Huo’s mother is a nurse, and her father is a retired physician now engaged in medical research. Taking her scientific pursuits outside the classroom, she joined Augusta University’s Summer VolunTeen Program for rising high-school juniors and seniors interested in pursuing health careers.

That led Huo to a campus lab studying chronic kidney disease, an incurable illness affecting about 200,000 people each year.

Her project – “Targeting macrophage glycolysis suppresses kidney scarring in a rodent model” – focuses on glycolysis, the process that helps organisms turn sugar into energy.

“I was fascinated by this one specific process, so I took it, did all the research for myself and applied for this program,” Huo said.

Glycolysis is a normal metabolic process, but not studied much when it comes to kidney scarring. Body damage heals using fibroblasts, which are cells that form the connective tissue that creates scarring and helps contract a wound.

“We’re basically looking at a normal process that’s hyperactivated by glycolysis,” Huo said. “We found that there was a correlation between the increase in activity in glycolysis and the increase in chronic kidney disease.”

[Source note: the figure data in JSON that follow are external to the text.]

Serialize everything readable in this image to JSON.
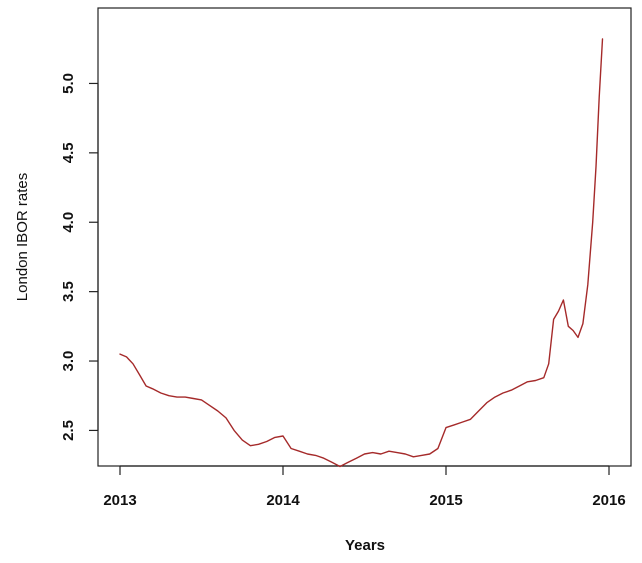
{
  "chart_data": {
    "type": "line",
    "xlabel": "Years",
    "ylabel": "London IBOR rates",
    "xlim": [
      2013,
      2016
    ],
    "ylim": [
      2.15,
      5.45
    ],
    "x_ticks": [
      {
        "value": 2013,
        "label": "2013"
      },
      {
        "value": 2014,
        "label": "2014"
      },
      {
        "value": 2015,
        "label": "2015"
      },
      {
        "value": 2016,
        "label": "2016"
      }
    ],
    "y_ticks": [
      {
        "value": 2.5,
        "label": "2.5"
      },
      {
        "value": 3.0,
        "label": "3.0"
      },
      {
        "value": 3.5,
        "label": "3.5"
      },
      {
        "value": 4.0,
        "label": "4.0"
      },
      {
        "value": 4.5,
        "label": "4.5"
      },
      {
        "value": 5.0,
        "label": "5.0"
      }
    ],
    "grid": false,
    "line_color": "#a52a2a",
    "series": [
      {
        "x": [
          2013.0,
          2013.04,
          2013.08,
          2013.12,
          2013.16,
          2013.2,
          2013.25,
          2013.3,
          2013.35,
          2013.4,
          2013.45,
          2013.5,
          2013.55,
          2013.6,
          2013.65,
          2013.7,
          2013.75,
          2013.8,
          2013.85,
          2013.9,
          2013.95,
          2014.0,
          2014.05,
          2014.1,
          2014.15,
          2014.2,
          2014.25,
          2014.3,
          2014.35,
          2014.4,
          2014.45,
          2014.5,
          2014.55,
          2014.6,
          2014.65,
          2014.7,
          2014.75,
          2014.8,
          2014.85,
          2014.9,
          2014.95,
          2015.0,
          2015.05,
          2015.1,
          2015.15,
          2015.2,
          2015.25,
          2015.3,
          2015.35,
          2015.4,
          2015.45,
          2015.5,
          2015.55,
          2015.6,
          2015.63,
          2015.66,
          2015.69,
          2015.72,
          2015.75,
          2015.78,
          2015.81,
          2015.84,
          2015.87,
          2015.9,
          2015.92,
          2015.94,
          2015.96
        ],
        "values": [
          3.05,
          3.03,
          2.98,
          2.9,
          2.82,
          2.8,
          2.77,
          2.75,
          2.74,
          2.74,
          2.73,
          2.72,
          2.68,
          2.64,
          2.59,
          2.5,
          2.43,
          2.39,
          2.4,
          2.42,
          2.45,
          2.46,
          2.37,
          2.35,
          2.33,
          2.32,
          2.3,
          2.27,
          2.24,
          2.27,
          2.3,
          2.33,
          2.34,
          2.33,
          2.35,
          2.34,
          2.33,
          2.31,
          2.32,
          2.33,
          2.37,
          2.52,
          2.54,
          2.56,
          2.58,
          2.64,
          2.7,
          2.74,
          2.77,
          2.79,
          2.82,
          2.85,
          2.86,
          2.88,
          2.98,
          3.3,
          3.36,
          3.44,
          3.25,
          3.22,
          3.17,
          3.27,
          3.55,
          4.0,
          4.4,
          4.9,
          5.32
        ]
      }
    ]
  }
}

Huo’s accomplishments mirror what Augusta Prep hopes to accomplish with its new $10 million science and technology classroom building that officially opened Tuesday. The W. Rodger Giles Institute for Inquiry is designed to better encourage students to excel at applying new discoveries in a rapidly changing scientific world.

Huo will get to spend some time in the building before she graduates this year. In the building’s planning stage, she was one of a handful of students who sat down with architects to share thoughts on what features the institute should include.

“I’m really lucky that I have the opportunity, especially with this new science building,” she said. “It kind of fosters intellectual curiosity, especially with new students coming in and a younger generation will get to grow up with this.”